Just wondering if anyone has any firsthand experience with any of these toys. Are they loud? We live on the second floor and have hardwood floors. Don't think the downstairs neighbors want to hear a food toy banging against the wall at 5am. Are they easy to fill/clean? Has your dog grown bored of them? If you've used more than one, do you have a preference?

Thanks for the insight, and if I end up getting one, I'll let you know how it works!


----------



## SteelCityDozer (Aug 25, 2011)

I have the contempo bravo one. It is plastic so yes it can be loud on hardwood. But it works well, is def easy to fill and use and when were using it, no, Dozer did not get bored with it. But we've stopped for now bec we have a second and not sure how to use them with two. I'm afraid they'll just battle over it/the food. But this one does need to be removed after use as its jot meant to put up with chewing on it. Here's a link to the one we have but I did not get it here. 
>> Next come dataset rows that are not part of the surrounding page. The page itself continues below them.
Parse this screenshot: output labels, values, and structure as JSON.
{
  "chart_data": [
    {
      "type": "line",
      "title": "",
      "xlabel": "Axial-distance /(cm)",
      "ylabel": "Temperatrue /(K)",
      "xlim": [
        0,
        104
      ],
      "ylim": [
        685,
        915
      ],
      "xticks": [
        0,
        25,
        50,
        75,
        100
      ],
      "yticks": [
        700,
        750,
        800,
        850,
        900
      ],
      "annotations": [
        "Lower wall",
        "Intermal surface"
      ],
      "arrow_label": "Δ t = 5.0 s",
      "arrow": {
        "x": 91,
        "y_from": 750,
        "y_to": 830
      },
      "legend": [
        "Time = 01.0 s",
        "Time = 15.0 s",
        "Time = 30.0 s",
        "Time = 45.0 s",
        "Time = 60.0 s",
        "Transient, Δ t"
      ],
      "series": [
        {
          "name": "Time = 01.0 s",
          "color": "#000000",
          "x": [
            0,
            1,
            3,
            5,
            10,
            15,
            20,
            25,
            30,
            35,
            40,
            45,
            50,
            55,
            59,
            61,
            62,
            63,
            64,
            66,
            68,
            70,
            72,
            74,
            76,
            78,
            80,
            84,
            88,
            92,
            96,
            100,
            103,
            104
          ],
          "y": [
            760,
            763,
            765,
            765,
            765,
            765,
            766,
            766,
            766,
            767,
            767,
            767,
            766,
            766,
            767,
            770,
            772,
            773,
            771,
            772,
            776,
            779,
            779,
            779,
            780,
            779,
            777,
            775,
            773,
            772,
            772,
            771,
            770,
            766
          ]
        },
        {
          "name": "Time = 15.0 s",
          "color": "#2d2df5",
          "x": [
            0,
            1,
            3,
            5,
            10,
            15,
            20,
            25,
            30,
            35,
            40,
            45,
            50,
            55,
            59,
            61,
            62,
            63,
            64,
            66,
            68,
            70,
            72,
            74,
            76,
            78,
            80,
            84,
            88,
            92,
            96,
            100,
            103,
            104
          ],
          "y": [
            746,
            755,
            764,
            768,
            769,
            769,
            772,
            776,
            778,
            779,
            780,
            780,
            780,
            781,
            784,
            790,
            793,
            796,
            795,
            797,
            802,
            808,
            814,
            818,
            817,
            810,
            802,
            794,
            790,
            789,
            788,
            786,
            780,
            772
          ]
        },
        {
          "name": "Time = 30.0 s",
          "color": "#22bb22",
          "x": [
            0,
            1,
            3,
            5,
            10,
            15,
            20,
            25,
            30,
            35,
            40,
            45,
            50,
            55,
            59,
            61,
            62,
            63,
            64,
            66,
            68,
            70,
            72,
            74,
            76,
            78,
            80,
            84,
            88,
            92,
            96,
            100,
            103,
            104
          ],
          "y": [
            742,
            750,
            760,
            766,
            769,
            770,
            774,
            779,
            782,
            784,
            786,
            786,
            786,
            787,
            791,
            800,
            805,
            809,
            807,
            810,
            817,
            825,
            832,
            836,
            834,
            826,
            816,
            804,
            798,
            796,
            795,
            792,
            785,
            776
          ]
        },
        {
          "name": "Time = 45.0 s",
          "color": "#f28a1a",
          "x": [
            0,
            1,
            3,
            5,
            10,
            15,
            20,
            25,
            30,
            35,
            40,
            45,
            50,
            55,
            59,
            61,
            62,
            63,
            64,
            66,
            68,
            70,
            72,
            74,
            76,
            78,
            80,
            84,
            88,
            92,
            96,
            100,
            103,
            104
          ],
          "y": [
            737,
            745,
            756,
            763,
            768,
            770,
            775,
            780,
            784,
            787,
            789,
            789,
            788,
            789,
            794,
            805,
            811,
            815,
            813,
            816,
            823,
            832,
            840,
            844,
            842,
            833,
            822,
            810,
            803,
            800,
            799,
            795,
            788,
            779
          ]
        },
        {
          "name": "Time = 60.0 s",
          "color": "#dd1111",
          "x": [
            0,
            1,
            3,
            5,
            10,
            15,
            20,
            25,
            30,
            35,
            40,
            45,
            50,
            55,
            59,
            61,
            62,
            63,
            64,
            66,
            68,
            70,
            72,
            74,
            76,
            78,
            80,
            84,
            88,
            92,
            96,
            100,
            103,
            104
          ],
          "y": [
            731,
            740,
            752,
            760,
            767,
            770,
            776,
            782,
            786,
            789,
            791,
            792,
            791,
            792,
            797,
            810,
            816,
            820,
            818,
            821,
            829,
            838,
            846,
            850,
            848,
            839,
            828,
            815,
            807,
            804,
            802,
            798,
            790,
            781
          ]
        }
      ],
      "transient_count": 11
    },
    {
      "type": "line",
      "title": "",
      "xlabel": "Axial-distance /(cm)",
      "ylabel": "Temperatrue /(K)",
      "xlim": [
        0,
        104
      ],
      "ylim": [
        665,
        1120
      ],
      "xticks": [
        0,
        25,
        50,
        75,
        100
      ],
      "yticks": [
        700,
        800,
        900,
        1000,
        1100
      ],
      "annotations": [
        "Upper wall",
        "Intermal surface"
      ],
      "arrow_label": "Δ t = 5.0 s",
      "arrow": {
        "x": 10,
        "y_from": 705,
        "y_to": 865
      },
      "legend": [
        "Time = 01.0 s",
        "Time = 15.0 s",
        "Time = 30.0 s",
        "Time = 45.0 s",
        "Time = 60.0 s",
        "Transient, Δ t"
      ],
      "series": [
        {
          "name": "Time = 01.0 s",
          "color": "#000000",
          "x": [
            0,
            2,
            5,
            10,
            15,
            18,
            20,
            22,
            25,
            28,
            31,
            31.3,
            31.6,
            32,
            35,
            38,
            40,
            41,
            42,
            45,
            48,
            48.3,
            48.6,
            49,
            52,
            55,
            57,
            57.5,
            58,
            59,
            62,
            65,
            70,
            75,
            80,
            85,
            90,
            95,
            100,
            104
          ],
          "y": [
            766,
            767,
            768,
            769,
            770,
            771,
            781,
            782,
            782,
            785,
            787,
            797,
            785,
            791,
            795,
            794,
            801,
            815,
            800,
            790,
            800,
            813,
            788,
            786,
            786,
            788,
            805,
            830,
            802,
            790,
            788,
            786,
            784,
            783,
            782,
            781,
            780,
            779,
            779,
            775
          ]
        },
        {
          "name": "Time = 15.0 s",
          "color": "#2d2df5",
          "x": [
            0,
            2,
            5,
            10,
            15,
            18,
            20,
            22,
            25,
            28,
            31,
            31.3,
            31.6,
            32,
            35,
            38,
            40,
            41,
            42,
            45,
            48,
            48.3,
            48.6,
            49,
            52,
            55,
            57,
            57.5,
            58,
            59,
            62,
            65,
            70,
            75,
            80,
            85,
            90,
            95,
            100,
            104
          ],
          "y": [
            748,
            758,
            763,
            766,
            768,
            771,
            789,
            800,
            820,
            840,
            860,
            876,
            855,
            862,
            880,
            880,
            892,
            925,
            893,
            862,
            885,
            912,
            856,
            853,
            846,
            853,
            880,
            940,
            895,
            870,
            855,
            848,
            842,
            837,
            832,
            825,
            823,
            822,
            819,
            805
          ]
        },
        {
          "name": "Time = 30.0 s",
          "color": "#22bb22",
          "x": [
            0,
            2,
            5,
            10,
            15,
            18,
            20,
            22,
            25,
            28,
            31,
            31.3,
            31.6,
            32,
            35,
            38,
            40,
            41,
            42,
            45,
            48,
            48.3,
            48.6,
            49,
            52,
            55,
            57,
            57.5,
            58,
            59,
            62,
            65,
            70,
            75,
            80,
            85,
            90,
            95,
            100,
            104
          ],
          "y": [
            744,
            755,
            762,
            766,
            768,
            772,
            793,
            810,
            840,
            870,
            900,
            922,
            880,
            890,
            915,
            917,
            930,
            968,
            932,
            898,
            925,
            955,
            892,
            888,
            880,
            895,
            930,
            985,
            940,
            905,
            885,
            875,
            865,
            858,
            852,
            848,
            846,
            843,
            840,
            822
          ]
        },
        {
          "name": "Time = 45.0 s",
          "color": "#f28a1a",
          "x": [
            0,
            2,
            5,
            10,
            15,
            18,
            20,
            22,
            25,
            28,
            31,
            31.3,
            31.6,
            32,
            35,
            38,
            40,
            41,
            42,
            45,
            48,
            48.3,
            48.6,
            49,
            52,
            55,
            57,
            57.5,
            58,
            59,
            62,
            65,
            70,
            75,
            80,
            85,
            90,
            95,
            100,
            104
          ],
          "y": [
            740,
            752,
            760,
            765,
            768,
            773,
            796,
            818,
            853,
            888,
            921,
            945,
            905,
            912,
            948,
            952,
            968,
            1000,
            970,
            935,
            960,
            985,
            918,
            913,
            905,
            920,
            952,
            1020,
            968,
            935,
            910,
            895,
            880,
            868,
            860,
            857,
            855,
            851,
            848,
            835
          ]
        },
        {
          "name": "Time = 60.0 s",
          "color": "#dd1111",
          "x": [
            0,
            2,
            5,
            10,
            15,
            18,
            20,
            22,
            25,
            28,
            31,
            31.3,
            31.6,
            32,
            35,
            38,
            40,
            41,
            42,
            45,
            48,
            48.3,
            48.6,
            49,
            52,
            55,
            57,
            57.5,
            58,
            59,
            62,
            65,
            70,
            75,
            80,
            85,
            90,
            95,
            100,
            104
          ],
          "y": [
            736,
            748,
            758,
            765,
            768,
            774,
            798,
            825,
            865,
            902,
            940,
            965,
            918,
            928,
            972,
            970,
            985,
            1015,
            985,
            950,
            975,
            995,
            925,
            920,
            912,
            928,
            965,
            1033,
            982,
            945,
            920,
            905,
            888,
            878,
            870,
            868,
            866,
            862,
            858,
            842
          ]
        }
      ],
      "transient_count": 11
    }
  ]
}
http://www.dog.com/item/contempo-bravo-dog-food-and-treat-dispenser/496893/?srccode=MRDGGPLA&mr:trackingCode=AF0111B5-D55C-E111-BC1B-001B21631C34&mr:referralID=NA&mr:adType=pla&mr:ad=14799023549&mr:keyword=&mr:match=&mr:filter=32421717989


----------



## SteelCityDozer (Aug 25, 2011)

Oh and cautionary word about using any of them. You will get kibble knocked under your couch, under tables, in vents if on the floor, etc. so be prepared to retrieve these as your dog will want it back! 😋


----------



## mswhipple (Mar 7, 2011)

*Re: Wobbler vs. Bob-a-lot vs. Pyramid vs. Kibble Nibble*

Willie has a Kong Wobbler that he really seems to enjoy. I don't use it every day... just for a change of pace. Sometimes he will go over and sit by it, staring at it, and then glance over his shoulder to look at me... as if to say, "Well, aren't you going to fill this thing up for me??" LOL!


----------